“I am the primary custodial parent. Can I move out of state with my child?”

The answer to this question depends, in part, on where you are in the process of either a divorce or parentage case. If you are during the litigation phase BEFORE trial, the answer is that you need the permission of the judge to move out of the jurisdiction of the court. This can include in-state moves as well, if they are out of the county. You will need to file a Request For Order which states your reasons for requesting the move.

If you are post judgment (meaning that you are already divorced or have a paternity judgment) then you need to look carefully at your judgment. In many cases, the judgment will address the issue directly: there are boxes that can be checked on the standard judgment form that prohibit moving without a court order or written consent from the other parent. In those cases, the procedure is clear: file a Request For Order with the court. If the issue is NOT addressed in the judgment, then you need to serve the opposing party with written notice of the proposed move 45 days in advance of the move. This gives the other party 45 days to have a hearing if they so desire contesting the move. If they do not file a motion, you are free to move after 45 days.

Oftentimes, moves happen quickly, and people move without following the procedures. This risks the judge making return orders, or even changing custody. It is important to keep in mind that moves with children MUST be planned in advance. Following the proper steps (however difficult it might be in your particular circumstances) will ensure that you don’t have a much bigger problem down the road.
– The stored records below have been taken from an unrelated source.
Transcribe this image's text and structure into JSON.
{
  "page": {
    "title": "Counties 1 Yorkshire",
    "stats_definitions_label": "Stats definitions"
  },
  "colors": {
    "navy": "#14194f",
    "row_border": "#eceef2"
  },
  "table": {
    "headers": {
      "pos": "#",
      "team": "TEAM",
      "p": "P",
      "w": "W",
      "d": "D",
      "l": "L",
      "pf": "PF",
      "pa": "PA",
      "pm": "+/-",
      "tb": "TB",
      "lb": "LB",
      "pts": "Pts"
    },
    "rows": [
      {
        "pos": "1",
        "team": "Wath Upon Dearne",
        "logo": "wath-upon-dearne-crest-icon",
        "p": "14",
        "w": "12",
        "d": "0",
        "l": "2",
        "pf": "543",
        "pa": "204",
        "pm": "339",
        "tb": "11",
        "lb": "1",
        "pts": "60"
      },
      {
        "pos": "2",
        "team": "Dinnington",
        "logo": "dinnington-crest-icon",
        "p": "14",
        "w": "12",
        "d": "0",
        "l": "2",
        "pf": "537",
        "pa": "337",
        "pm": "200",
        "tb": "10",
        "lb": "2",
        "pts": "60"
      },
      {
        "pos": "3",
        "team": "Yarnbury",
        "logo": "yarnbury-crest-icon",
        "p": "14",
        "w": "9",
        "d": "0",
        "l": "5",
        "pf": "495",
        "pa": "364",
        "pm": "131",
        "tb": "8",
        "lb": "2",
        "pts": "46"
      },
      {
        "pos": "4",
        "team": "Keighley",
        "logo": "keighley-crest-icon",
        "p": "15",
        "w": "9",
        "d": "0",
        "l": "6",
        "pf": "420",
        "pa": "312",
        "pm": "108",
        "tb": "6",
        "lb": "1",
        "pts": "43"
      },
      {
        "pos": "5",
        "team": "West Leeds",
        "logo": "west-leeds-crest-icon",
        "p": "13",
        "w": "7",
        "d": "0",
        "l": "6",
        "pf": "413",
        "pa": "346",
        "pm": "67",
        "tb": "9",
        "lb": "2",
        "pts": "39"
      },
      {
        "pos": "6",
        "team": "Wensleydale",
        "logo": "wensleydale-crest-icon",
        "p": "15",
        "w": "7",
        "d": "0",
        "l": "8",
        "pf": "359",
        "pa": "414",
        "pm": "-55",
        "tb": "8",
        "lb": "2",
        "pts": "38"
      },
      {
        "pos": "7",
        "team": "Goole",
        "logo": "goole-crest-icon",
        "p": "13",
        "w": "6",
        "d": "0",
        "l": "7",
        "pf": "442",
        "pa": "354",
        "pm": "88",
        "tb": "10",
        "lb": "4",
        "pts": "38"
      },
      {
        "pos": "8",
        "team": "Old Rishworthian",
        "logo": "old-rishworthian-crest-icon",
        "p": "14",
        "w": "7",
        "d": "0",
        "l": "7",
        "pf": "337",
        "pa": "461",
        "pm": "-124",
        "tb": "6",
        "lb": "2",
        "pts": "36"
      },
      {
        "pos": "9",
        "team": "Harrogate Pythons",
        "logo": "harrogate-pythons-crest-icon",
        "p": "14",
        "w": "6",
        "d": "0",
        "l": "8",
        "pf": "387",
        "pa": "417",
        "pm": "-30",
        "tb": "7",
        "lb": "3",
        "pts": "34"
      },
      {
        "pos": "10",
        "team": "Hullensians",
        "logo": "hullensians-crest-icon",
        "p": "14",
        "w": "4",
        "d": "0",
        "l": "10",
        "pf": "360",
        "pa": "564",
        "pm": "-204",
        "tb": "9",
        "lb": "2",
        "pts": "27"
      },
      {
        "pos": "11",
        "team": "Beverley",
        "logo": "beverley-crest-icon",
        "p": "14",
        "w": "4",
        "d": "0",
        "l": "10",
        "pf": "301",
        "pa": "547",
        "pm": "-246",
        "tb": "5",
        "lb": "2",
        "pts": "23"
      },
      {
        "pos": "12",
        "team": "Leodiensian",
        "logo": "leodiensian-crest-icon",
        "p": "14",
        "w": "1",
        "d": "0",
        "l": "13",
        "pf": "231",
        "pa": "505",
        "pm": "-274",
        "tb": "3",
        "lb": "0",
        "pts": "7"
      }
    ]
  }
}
DISCLAIMER: All legal principles quoted are valid as of the date of writing in the State of California. However, you should NEVER base your actions on a legal article, blog, or internet story, as facts in real life are complicated. You should have your case evaluated by an attorney experienced in the area of law needed for your case. In addition, there are often exceptions and potential changes to results that occur due to facts that you may think are trivial or unimportant. This article should not be taken in any way as legal advice on your specific legal matter.